Precautions for postoperative care of glioma patients

Now glioma has become a common disease in life. Once you get a glioma, it will cause great harm to the patient. When you get a brain glioma, many people will choose surgical treatment. After the surgical treatment, you must do a good job of caring for the patient. The following introduces the precautions for postoperative care of glioma patients.

Postoperative care for glioma

1. Build confidence in the recovery period and have a correct understanding of the disease. Avoid changes in the disease caused by mental factors. Provide enthusiastic care and counseling for patients, do a good job in psychological rehabilitation, eliminate patients' refusal to treat and despair, increase their confidence in overcoming the disease, and transform the negative psychological state into a positive and proactive treatment state, thereby enhancing immune function.

2. The principle of eating food should be rich in protein and easily digestible. Eat more vegetables and fruits, and avoid fatty and greasy foods. Protect the airway from being blocked, clear secretions in time, give oxygen regularly, and use a hyperbaric oxygen chamber to give oxygen if conditions permit.

3. For severe vomiting, attention should be paid to the administration of energy mixture and Shengmai injection; for those who are bedridden for a long time, attention should be paid to the care of bedsores; try to avoid coughing, sneezing, and retching, and pay attention to keeping bowel movements unobstructed.

4. During radiotherapy, the patient's condition should be closely monitored and the occurrence of cerebral edema and brain herniation should be guarded. During critical periods, the patient's body position should be adjusted. When there is no shock, the head of the bed can be raised 15-30 degrees. The neck should not be twisted or the chest should not be compressed to facilitate intracranial venous flow.

5. For patients who need postoperative radiotherapy, it is usually performed 2 weeks or 1 month after discharge. Blood counts should be measured regularly during radiotherapy. If you experience symptoms such as general discomfort and poor appetite during radiotherapy, you should communicate with the radiotherapy physician in a timely manner.

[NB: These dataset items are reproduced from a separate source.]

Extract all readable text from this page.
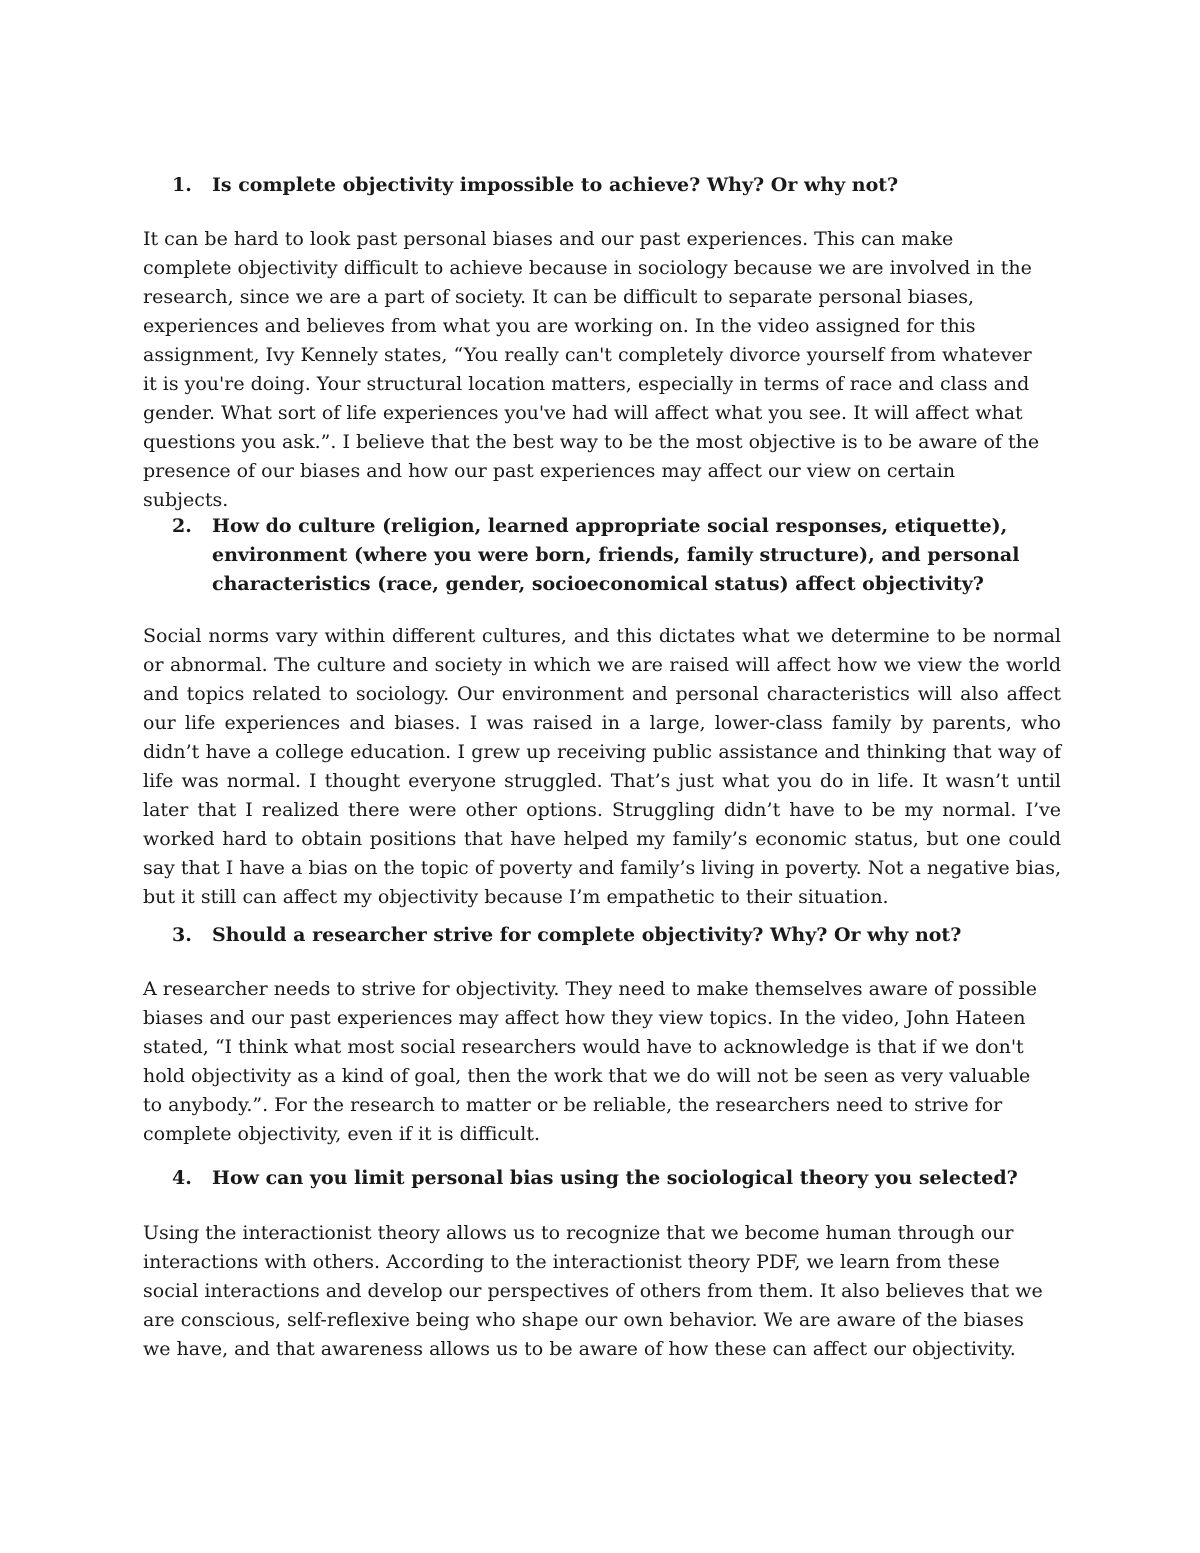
1.	Is complete objectivity impossible to achieve? Why? Or why not?

It can be hard to look past personal biases and our past experiences. This can make complete objectivity difficult to achieve because in sociology because we are involved in the research, since we are a part of society. It can be difficult to separate personal biases, experiences and believes from what you are working on. In the video assigned for this assignment, Ivy Kennely states, “You really can't completely divorce yourself from whatever it is you're doing. Your structural location matters, especially in terms of race and class and gender. What sort of life experiences you've had will affect what you see. It will affect what questions you ask.”. I believe that the best way to be the most objective is to be aware of the presence of our biases and how our past experiences may affect our view on certain subjects.

2.	How do culture (religion, learned appropriate social responses, etiquette), environment (where you were born, friends, family structure), and personal characteristics (race, gender, socioeconomical status) affect objectivity?

Social norms vary within different cultures, and this dictates what we determine to be normal or abnormal. The culture and society in which we are raised will affect how we view the world and topics related to sociology. Our environment and personal characteristics will also affect our life experiences and biases. I was raised in a large, lower-class family by parents, who didn’t have a college education. I grew up receiving public assistance and thinking that way of life was normal. I thought everyone struggled. That’s just what you do in life. It wasn’t until later that I realized there were other options. Struggling didn’t have to be my normal. I’ve worked hard to obtain positions that have helped my family’s economic status, but one could say that I have a bias on the topic of poverty and family’s living in poverty. Not a negative bias, but it still can affect my objectivity because I’m empathetic to their situation.

3.	Should a researcher strive for complete objectivity? Why? Or why not?

A researcher needs to strive for objectivity. They need to make themselves aware of possible biases and our past experiences may affect how they view topics. In the video, John Hateen stated, “I think what most social researchers would have to acknowledge is that if we don't hold objectivity as a kind of goal, then the work that we do will not be seen as very valuable to anybody.”. For the research to matter or be reliable, the researchers need to strive for complete objectivity, even if it is difficult.

4.	How can you limit personal bias using the sociological theory you selected?

Using the interactionist theory allows us to recognize that we become human through our interactions with others. According to the interactionist theory PDF, we learn from these social interactions and develop our perspectives of others from them. It also believes that we are conscious, self-reflexive being who shape our own behavior. We are aware of the biases we have, and that awareness allows us to be aware of how these can affect our objectivity.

6. Take medication on time and avoid stopping medication on your own, especially anti-epileptic drugs. Follow up with outpatients regularly to understand the outcome of the disease.

7. For patients who have undergone cranial bone flap surgery, they should pay attention to local protection after surgery, wear a hat when going out, and try to avoid going to public places to prevent accidents. They can come to the hospital for bone flap repair surgery six months after discharge. The head can be cleaned after the head incision heals well, usually about 4 weeks after surgery.

8. To prevent tumor recurrence, low-grade gliomas should be reviewed with enhanced MRI of the head every six months, and high-grade gliomas should be reviewed with enhanced MRI of the head every three months, so as to understand the changes in the disease in a timely manner.

9. Patients need to have regular physical examinations. In addition to paying attention to the thoroughness of treatment, the recurrence of glioma can also be effectively treated if it is discovered and diagnosed early. This requires patients to have regular physical examinations after treatment in order to detect the recurrence of the disease in a timely manner.

Special attention should be paid to the care of glioma, because for patients with glioma, treatment requires sufficient confidence, and good psychological quality is also one of the factors to ensure the operation.